Portland Police arrest a protester during an August demonstration.
Portland Police arrest a protester during an August demonstration. MATHIEU LEWIS-ROLLAND

Ellen Bennington still doesn't know why Multnomah County jail guards made her take a pregnancy test.

On the night of August 31, a crowd of several hundred had assembled near Mayor Ted Wheeler’s apartment in Portland’s Pearl District. As had become commonplace at these events, protesters played loud music and chanted. Some members of the crowd set a fire in the street. After windows were broken on a ground-floor dentist’s office and a small fire started inside, Portland Police Bureau (PPB) officers in riot gear arrived, declared a riot, and ordered the crowd to disperse.

Bennington says she was following that order when a PPB van approached the crowd. By her description, an officer riding on the side of the van pointed at her and her friend, and said “words to the effect of ‘get them!’” She was charged with disorderly conduct, interfering with a peace officer, resisting arrest, and possession of a concealed weapon (for carrying a small sheathed knife inside her backpack).

“No one in my group engaged in anything even remotely illegal... we were, truly, on our way home and separated from most of the people when the arrest took place,” says Bennington.

Other arrests from that evening included a couple arrested while walking back to their car after dinner in the Pearl.

Bennington was transported to the Multnomah County Detention Center for booking, where she declined to answer questions and asked to speak to a lawyer. She believes that invoking her right to remain silent made her a target for intimidation by jail personnel. Bennington was approached by someone from the jail medical staff, who asked several questions about her mental health, then asked her to give a urine sample, “for analysis and to make sure you’re not pregnant.”

When Bennington responded, “Well I’m not pregnant,” she says she was told “Either you submit a urine sample or you’ll be placed in disciplinary solitary.”

Rachel Myles was arrested at the same protest, and encountered Bennington in booking. Myles says she saw Bennington being addressed by two Multnomah County Sheriff's Office (MCSO) guards. “The guard tells her, ‘You have two options, you can take the pee test or you can be subject to disciplinary action,” Myles told the Mercury.

“I turned, out of fear, and said, ‘Did anyone else have to pee in a cup? Should I just do it?” Bennington says.

Myles says she told Bennington, “I can’t tell you what to do, but this is not a choice. This is coercion under duress.”

Myles says that she was then surrounded by officers who told her she was being put on a “time out.”

“They told her,‘Shut up, no one’s talking to you,’” Bennington recalls , “I said, ‘Well I’m talking to her!’”

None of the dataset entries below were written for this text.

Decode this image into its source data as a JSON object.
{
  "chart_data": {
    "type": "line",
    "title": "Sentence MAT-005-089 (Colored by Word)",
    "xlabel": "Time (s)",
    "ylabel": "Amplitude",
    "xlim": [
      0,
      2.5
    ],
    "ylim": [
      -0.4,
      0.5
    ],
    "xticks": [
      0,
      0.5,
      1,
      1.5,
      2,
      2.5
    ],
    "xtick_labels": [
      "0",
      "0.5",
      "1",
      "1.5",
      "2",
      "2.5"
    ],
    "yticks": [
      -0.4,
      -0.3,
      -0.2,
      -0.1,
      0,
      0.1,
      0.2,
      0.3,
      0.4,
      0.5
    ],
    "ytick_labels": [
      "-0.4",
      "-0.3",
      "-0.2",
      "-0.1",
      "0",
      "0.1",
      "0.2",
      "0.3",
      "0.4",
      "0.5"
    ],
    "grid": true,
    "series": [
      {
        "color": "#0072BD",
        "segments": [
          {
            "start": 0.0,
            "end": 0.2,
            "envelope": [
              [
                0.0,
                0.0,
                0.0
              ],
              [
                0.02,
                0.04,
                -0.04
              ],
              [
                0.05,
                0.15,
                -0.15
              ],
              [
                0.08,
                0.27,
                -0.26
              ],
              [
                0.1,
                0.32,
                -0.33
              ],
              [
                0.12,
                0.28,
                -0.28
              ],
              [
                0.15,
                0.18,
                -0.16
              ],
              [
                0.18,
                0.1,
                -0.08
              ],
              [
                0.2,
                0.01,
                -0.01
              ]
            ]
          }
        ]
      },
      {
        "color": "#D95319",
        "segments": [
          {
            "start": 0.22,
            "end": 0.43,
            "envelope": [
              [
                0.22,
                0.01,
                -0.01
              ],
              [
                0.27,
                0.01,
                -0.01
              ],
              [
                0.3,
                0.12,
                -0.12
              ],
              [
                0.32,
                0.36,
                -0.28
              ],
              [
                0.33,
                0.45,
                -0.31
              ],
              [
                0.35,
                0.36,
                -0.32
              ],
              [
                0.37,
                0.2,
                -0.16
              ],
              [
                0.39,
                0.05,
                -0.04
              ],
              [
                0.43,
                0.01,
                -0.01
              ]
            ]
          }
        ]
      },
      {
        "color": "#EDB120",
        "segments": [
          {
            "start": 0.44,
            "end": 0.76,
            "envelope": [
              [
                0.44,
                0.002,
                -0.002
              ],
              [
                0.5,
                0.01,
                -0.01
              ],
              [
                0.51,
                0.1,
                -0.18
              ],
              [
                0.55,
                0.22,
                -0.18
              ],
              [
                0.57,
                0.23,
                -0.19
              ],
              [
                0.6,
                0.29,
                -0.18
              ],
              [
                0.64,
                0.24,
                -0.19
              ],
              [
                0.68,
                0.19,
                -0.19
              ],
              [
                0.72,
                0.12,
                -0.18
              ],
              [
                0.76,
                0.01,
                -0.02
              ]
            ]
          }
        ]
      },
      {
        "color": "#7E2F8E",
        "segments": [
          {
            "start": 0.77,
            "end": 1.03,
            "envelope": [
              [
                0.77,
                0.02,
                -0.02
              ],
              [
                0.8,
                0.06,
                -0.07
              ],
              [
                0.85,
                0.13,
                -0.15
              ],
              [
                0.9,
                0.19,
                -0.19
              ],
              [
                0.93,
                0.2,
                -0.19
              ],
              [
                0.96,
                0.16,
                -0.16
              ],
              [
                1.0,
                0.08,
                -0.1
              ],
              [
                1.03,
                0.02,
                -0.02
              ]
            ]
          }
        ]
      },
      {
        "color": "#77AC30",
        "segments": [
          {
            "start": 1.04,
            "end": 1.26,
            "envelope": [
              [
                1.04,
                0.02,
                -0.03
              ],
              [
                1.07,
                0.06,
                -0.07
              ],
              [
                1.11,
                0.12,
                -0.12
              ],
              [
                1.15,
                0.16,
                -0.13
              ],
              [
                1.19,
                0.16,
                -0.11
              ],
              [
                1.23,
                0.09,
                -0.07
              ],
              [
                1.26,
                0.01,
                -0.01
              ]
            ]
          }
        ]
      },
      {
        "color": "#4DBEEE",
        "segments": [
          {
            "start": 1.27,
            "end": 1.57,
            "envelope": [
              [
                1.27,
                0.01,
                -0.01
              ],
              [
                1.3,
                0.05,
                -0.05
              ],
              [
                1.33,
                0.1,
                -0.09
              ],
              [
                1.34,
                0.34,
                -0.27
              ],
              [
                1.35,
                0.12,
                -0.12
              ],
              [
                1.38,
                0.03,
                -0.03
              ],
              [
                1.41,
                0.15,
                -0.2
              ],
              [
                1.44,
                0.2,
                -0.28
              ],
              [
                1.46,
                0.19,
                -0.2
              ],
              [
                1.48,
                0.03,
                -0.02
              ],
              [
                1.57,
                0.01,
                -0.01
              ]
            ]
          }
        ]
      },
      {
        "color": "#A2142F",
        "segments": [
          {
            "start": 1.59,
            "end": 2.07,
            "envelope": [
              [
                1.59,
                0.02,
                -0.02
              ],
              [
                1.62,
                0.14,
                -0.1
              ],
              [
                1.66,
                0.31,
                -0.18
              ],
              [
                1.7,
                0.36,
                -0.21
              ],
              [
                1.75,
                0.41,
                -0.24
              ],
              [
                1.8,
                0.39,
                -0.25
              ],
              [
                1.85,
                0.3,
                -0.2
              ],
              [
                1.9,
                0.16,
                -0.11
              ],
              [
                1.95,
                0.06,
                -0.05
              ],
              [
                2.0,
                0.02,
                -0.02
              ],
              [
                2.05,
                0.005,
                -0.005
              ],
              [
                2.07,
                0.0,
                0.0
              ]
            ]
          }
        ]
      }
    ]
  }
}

After Myles was led away, Bennington said she gave in and peed in a cup. She was then made to strip in front of several female guards, given prison scrubs, and then led by guards to a “horrifically soiled” cell, where she would remain until almost noon the following day—never being told what she was being charged with. For objecting to Bennington’s treatment, Myles found herself in solitary confinement as well. She was not asked for a urine sample.

Chris Liedle, a spokesperson for MCSO, said that taking urine samples from women in custody isn’t uncommon.

“Urine samples are to determine if a woman is pregnant,” Liedle said. “If a sample confirms a woman is pregnant, an electronic body scan, which is mandatory for an individual assigned to housing, is not performed due to safety recommendations set by the equipment’s manufacturer. The samples also help inform medical staff and corrections deputies as to what level of care the individual needs while in custody.”

But Juan Chavez, an attorney with the Oregon Justice Resource Center, said this practice “smacks of unlawfulness."

“I can’t see a risk management scenario that would justify a mandatory pregnancy test,” Chavez said.

In a 2018 Oregon Supreme Court case called State v. Mansour, the court ruled that arrestees' cell phones could not be searched without a warrant, in part because such a search might reveal their pregnancy status. With that in mind, says civil rights attorney Alan Kessler, “Forced pregnancy tests are legally beyond the pale.”

“In Oregon, the police may not obtain our heart rate, or collect our breath, blood, or urine without consent or a valid warrant,” Kessler says. “It's not hard to imagine disturbing reasons why the police might want this information... It's more difficult to come up with a legitimate reason.”

Chavez adds that a practice of forced testing poses a major litigation hazard to law enforcement agencies.

“This issue has been challenged—and acceded to—by counties, because they recognize the liability,” he says.

Asked whether an arrestee put in Bennington’s situation could meaningfully consent to such a test, Kessler was unequivocal.

“No. The government can't bully you into waiving your rights," he says. “There's no real consent, and the threat itself was illegal.”

Both Bennington and Myles were released late the following morning. According to other arrestees held that night, no one else was pressured to give urine tests after Bennington was taken away. Both women have continued to attend protests regularly in the weeks since.

Of the experience, Myles says, “It feels like they were just trying to intimidate her, to make things harder than necessary.”

Both Bennington’s and Myles’ charges have been dropped.